We know transparency can work. In every other sector, informed consumers drive value. Healthcare should be no different. Americans make their own decisions about their families, their finances, and their careers. They are not only capable of making their own healthcare decisions, they’re the best people to do so. A colonoscopy performed in a hospital can cost several times more than the identical procedure in an outpatient setting. When patients see and understand those differences — and are empowered and incentivized to act on them — they consistently choose higher-value options. Similar dynamics apply across services, from lab tests to prescription drugs.

Transparency must extend beyond pricing to include quality. Hospitals and physician groups should be able to showcase outcomes in cardiology, oncology, and other specialties, competing on cost and quality — just like virtually every other product or service sold. This approach would reward providers for excellence, help patients make informed choices, and allow employers to purchase coverage that produces measurable value.

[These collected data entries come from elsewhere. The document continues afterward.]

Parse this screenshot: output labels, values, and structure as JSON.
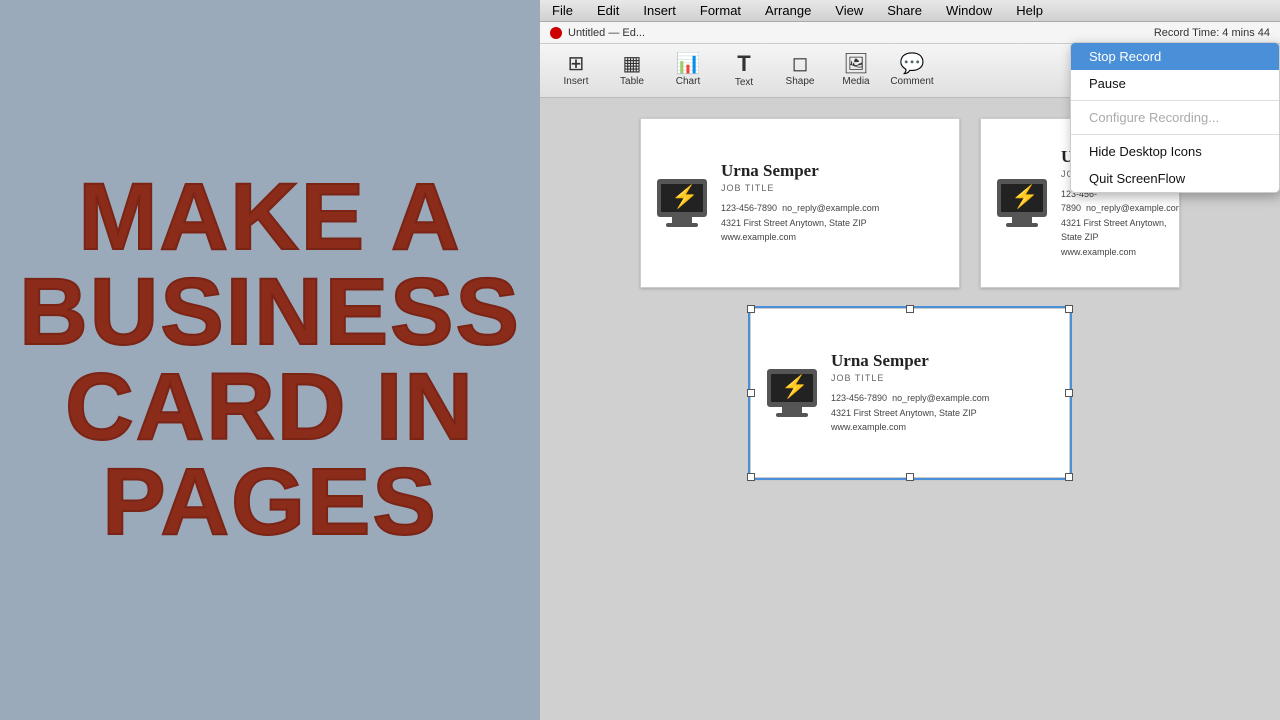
{
  "left_panel": {
    "text_line1": "MAKE A",
    "text_line2": "BUSINESS",
    "text_line3": "CARD IN",
    "text_line4": "PAGES"
  },
  "menu_bar": {
    "items": [
      "File",
      "Edit",
      "Insert",
      "Format",
      "Arrange",
      "View",
      "Share",
      "Window",
      "Help"
    ]
  },
  "record_bar": {
    "title": "Untitled — Ed...",
    "record_time": "Record Time: 4 mins 44"
  },
  "toolbar": {
    "buttons": [
      {
        "label": "Insert",
        "icon": "⊞"
      },
      {
        "label": "Table",
        "icon": "▦"
      },
      {
        "label": "Chart",
        "icon": "📊"
      },
      {
        "label": "Text",
        "icon": "T"
      },
      {
        "label": "Shape",
        "icon": "◻"
      },
      {
        "label": "Media",
        "icon": "🖼"
      },
      {
        "label": "Comment",
        "icon": "💬"
      }
    ]
  },
  "business_cards": [
    {
      "name": "Urna Semper",
      "job_title": "JOB TITLE",
      "phone": "123-456-7890",
      "email": "no_reply@example.com",
      "address1": "4321 First Street  Anytown, State  ZIP",
      "website": "www.example.com"
    },
    {
      "name": "Urna Se",
      "job_title": "JOB TITLE",
      "phone": "123-456-7890",
      "email": "no_reply@example.com",
      "address1": "4321 First Street  Anytown, State  ZIP",
      "website": "www.example.com"
    },
    {
      "name": "Urna Semper",
      "job_title": "JOB TITLE",
      "phone": "123-456-7890",
      "email": "no_reply@example.com",
      "address1": "4321 First Street  Anytown, State  ZIP",
      "website": "www.example.com",
      "selected": true
    }
  ],
  "dropdown": {
    "items": [
      {
        "label": "Stop Record",
        "type": "highlighted"
      },
      {
        "label": "Pause",
        "type": "normal"
      },
      {
        "label": "separator"
      },
      {
        "label": "Configure Recording...",
        "type": "disabled"
      },
      {
        "label": "separator"
      },
      {
        "label": "Hide Desktop Icons",
        "type": "normal"
      },
      {
        "label": "Quit ScreenFlow",
        "type": "normal"
      }
    ]
  }
}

The administrative burden on physicians also deserves urgent attention. Doctors spend, on average, 13 hours per week dealing with prior authorizations. Streamlining or eliminating these requirements would free that time for patient care, strengthen the physician-patient relationship, and reduce costly delays.

Employers are signaling their frustration: 60% say they expect to consider replacing their insurer or pharmacy-benefit manager in the coming years. Decades of cost-shifting have not solved the problem. What’s needed is not another patch, but a fundamental redesign that expands access, aligns incentives around value, and makes both cost and quality visible before care is delivered.

Legacy payers have had decades to readjust their approach. Costs continue to climb, patients still face denials, and physicians remain mired in bureaucracy. It’s time to replace a system built on restrictions with one built on trust — trust in clinicians to practice medicine and in patients to make informed choices.  

Only by restoring that foundation can we create a healthcare market that drives better outcomes, rewards quality, reduces waste, and delivers sustainable value for employers and families alike.